Tuesday, February 15, 2011

Belief is the key

As a serial entrepreneur I have experienced many times the thrill of following my own path to success, however I  defined it at that time of my life: change the world, make a fortune, make an insight into reality, whatever.  Eventually all ventures evolved into a state of mind best explained by this picture.  The only way to go forward was to "press on" no matter what, believing that the top of the mountain was not far and then it would be, oh so sweet, downhill all the way.  My mother often asked "how far do you still have to go?".  The answer, always, "I am below the rock, I cannot see, I cannot stop, but I am an optimist, it is not far".  And so the rock slowly got pushed up the mountain with minor "strategic" directional adjustments to suit the landscape, but moved primarily by total commitment powered by belief.

Belief (not stubbornness) is the root of achievement, that internal voice that makes us persist in the game.
Toady we see one such game playing in front of our eyes, on Jeopardy.  It is the latest chapter of IBM's pitting  the machine against the human.  The last match was in 1997 and Garry Kasparov was our knight.  He had belief to spare.  He lost to Deep Blue and went into a deep depression as a result - some mountains are too tall and rocks too big, but letting go is always tough.
How would you like to be the Humans' knight in shining armor: Brad Rutter or Ken Jennings?  It takes true grit and great belief.  In the other corner, despite appearances, it is not Watson, it is the IBM team behind that multicolor-cyberface-cum-mawhawk, with seven years and $1-2 billion worth of dreams and persistence on the line.
It is a quixotic battle: like that against Deep Blue before.
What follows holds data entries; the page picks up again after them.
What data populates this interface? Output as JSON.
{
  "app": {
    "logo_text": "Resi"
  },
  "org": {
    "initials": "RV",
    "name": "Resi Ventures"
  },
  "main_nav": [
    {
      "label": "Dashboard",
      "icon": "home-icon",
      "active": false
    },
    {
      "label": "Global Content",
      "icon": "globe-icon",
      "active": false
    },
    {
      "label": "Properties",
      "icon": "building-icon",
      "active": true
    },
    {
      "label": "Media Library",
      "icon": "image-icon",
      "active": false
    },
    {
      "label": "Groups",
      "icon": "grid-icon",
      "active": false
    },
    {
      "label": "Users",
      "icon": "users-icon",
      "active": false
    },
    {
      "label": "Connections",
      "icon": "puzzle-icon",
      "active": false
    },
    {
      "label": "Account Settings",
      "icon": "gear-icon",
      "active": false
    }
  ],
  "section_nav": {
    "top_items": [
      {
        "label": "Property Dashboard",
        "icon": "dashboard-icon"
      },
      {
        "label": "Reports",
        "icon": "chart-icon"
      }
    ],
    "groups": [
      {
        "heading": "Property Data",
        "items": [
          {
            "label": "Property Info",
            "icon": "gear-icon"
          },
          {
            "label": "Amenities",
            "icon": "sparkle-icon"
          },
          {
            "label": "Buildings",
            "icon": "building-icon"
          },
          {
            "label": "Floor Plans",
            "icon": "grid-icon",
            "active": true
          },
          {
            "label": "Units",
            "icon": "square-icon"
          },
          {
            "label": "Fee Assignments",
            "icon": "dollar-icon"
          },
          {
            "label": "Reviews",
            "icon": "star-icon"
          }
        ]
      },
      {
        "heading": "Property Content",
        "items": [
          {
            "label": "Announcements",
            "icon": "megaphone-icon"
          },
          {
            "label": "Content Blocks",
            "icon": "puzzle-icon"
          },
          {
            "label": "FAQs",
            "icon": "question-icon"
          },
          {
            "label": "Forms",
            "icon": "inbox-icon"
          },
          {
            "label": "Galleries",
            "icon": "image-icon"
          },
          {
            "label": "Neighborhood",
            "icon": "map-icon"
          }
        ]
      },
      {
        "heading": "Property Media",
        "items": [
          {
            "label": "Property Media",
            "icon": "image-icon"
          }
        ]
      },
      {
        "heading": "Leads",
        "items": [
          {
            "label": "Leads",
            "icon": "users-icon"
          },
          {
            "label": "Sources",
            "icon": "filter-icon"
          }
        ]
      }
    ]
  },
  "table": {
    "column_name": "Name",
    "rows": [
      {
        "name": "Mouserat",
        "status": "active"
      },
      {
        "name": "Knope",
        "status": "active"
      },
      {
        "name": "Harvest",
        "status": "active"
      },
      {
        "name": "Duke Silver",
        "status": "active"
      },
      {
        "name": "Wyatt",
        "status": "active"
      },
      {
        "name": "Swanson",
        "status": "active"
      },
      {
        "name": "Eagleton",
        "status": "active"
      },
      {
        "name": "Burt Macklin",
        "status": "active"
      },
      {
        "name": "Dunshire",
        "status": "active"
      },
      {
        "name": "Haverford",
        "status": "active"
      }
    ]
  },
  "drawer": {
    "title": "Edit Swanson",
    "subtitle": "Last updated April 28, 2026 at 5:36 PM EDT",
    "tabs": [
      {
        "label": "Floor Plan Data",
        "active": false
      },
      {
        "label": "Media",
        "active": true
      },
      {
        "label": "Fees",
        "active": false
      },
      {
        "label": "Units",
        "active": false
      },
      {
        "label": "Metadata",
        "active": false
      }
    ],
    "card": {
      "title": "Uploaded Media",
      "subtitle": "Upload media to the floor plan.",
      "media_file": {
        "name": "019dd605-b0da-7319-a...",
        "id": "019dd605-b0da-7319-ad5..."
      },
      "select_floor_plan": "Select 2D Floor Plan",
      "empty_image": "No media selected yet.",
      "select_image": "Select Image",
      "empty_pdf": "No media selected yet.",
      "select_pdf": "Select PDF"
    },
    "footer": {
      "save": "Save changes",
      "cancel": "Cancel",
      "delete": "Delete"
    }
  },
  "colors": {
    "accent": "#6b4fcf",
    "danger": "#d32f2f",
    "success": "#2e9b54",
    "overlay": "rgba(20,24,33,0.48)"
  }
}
Watson will eventually win for no other reason that IBM will find the Rutter and Jennings of artificial intelligence and put them to work pushing that rock to the mountain top. In this sense defeat of the Humans is inevitable. It may happen tonight or tomorrow or by an average of three nights (BTW Deep Blue won not all matches, only 3.5 to 2.5 over 7 matches). Perhaps we'll have to wait longer yet, but it will come. Our brightest Humans can make machines "smarter" over time but we have not yet found a repeatable and fast way to make ourselves smarter.

Regardless of who wins Jeopardy, the human ability to imagine, belief and commitment will have won again.  And now go back to pushing your rock, you don't have far to go.